Acting in Down to Luck, a short film by the University of Westminster, was an enjoyable and enriching experience.
I played the role of Marielle, a 35-year-old South American, single mum of 17 year old Isabel. Marielle works as a cleaner and a barmaid. She dreams of running a food mobile business and becomes financially better off to help her daughter. One day, during a cleaning job, she finds £2000 and takes the money, only to find out that the money belongs to the hero of the story, Keith, who falls in love with her after he sees her working in a pub. He had lent the money to his brother and tells Marielle about the stolen money on their first dinner date. The story has other subplots involving the other characters and they are all entwined. I’m pleased to say that there’s a happy ending for everyone.
This short film project is by the first year students of the University of Westminster’s BA in TV Production. It is part of a three episode Television Drama series featuring three very different stories that revolve around one opening serenade scene that tie the series together.
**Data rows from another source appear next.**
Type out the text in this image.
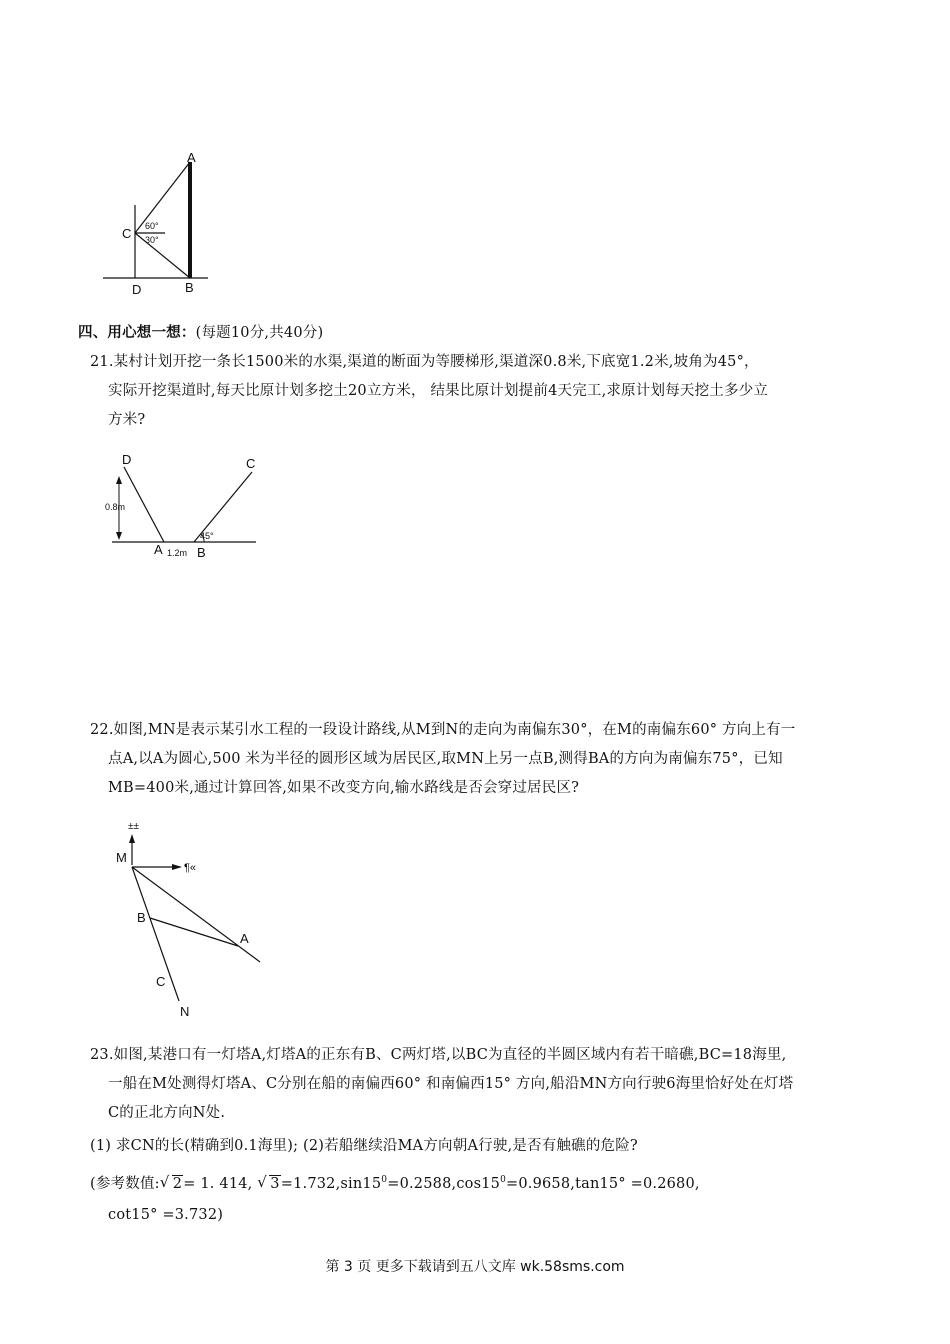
A
C
D	B
60°
30°
四、用心想一想：(每题10分,共40分)
21.某村计划开挖一条长1500米的水渠,渠道的断面为等腰梯形,渠道深0.8米,下底宽1.2米,坡角为45°，
实际开挖渠道时,每天比原计划多挖土20立方米， 结果比原计划提前4天完工,求原计划每天挖土多少立
方米?
D	C
A	B
0.8m
1.2m
45°
22.如图,MN是表示某引水工程的一段设计路线,从M到N的走向为南偏东30°，在M的南偏东60° 方向上有一
点A,以A为圆心,500 米为半径的圆形区域为居民区,取MN上另一点B,测得BA的方向为南偏东75°，已知
MB=400米,通过计算回答,如果不改变方向,输水路线是否会穿过居民区?
±±
¶«
M
B
A
C
N
23.如图,某港口有一灯塔A,灯塔A的正东有B、C两灯塔,以BC为直径的半圆区域内有若干暗礁,BC=18海里,
一船在M处测得灯塔A、C分别在船的南偏西60° 和南偏西15° 方向,船沿MN方向行驶6海里恰好处在灯塔
C的正北方向N处.
(1) 求CN的长(精确到0.1海里); (2)若船继续沿MA方向朝A行驶,是否有触礁的危险?
(参考数值: √ 2= 1. 414, √ $3=1.732,\sin 15^0=0.2588,\cos 15^0=0.9658,\tan 15^\circ =0.2680$,
cot15° =3.732)
第 3 页 更多下载请到五八文库 wk.58sms.com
I was immersed in becoming Marielle. She was a great learning curve for me in terms of applying acting theory/technique into practice.
I’m still reflecting on how to close the gap between acting theory and practice. For example, one thing is to prepare for a scene from beginning to end and feel the emotion building as the action/ scene unfolds, another is to arrive on set next day and be told that the scene is going to be shot from the middle to the end. All the physical /psychological/emotional process that would start at the beginning of the scene (walking to the door/opening it, seeing my hero, listening to him) doesn’t happen. The beginning of the scene is only shot afterwards. By starting the shooting from the middle of the scene instead of the beginning of the scene, I missed the build up for my psychological/emotional state (whatever that may be). I know I have to let that beginning go altogether in order to be in the present and play ‘that specific moment in the scene’. It’s easier said than done though. I’m thankful for this shooting as now I’ve realised the director can decide to start the shoot from anywhere in the scene and that my mental/emotional state needs to be independent of the logical sequence of actions/order of the scene (to which I went through from start to end at home and had relied on that ‘logic’ for coming alive in the scene).
I love acting for screen, practising will make it perfect.